All those people buying up condos in those uptown towers ’cause they love the view? Guess what. Nothing in city regulations can stop the owner of some parking lot next door from putting up a tower to block the view.
I guess it’s only a major point if you’re one of the people buying in to places with names like “the Vue,” but it’s a great example of our city planning policies being a day late and a dollar short.
The point came up Tuesday night in a forum called “Towers: Is Charlotte Losing Or Finding Its Soul?” at the Levine Museum, put together by an interested group that calls itself the Civic By Design forum. Architect/developer David Furman, who’s building Courtside among other uptown projects, was asked about the problem of shadowing, which you get in places with a lot of tall towers.
The questioner wanted to know what’s being done here?
“I think nothing,” said Furman.
City planner Kent Main, in the audience, confirmed that. We do not have any regulations on that, he said. One reason buildings in New York City are terraced back from the street, he said, is because of those kinds of regulations requiring sunlight and shadow studies. But, he said, he didn’t think Charlotte had reached that point yet.
He’s right. We haven’t. But here’s the problem with that kind of thinking: By the time Charlotte has reached that point, with everyone wanting a tower on every uptown plot, how hard is it going to be for City Council to buck the pressure they’ll get from all those developers planning to build all those towers? Setting sunlight rules and viewshed rules will limit the ability of some property owners to build everything they want, wherever they want it.
The time to adopt regulations is now, before the pressure gets so intense.
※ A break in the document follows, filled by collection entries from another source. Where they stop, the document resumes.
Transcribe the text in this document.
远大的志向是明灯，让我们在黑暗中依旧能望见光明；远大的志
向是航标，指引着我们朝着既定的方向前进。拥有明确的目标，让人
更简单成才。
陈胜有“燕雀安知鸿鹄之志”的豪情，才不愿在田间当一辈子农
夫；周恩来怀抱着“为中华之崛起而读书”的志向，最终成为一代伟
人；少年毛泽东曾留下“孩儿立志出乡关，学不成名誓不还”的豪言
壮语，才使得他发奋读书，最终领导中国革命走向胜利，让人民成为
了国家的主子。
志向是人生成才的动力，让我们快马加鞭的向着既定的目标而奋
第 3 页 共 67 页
How important is the view to potential condo buyers uptown? Patrick Kelly, a young architect who works with Civic By Design forum coordinator Tom Low, went around to a bunch of for-sale condo tower projects uptown to hear their sales pitches.
His conclusion: “They’re all selling the view.”
Betcha all those buyers will be a tad ticked when they learn their “view” has no protection. Welcome to Charlotte.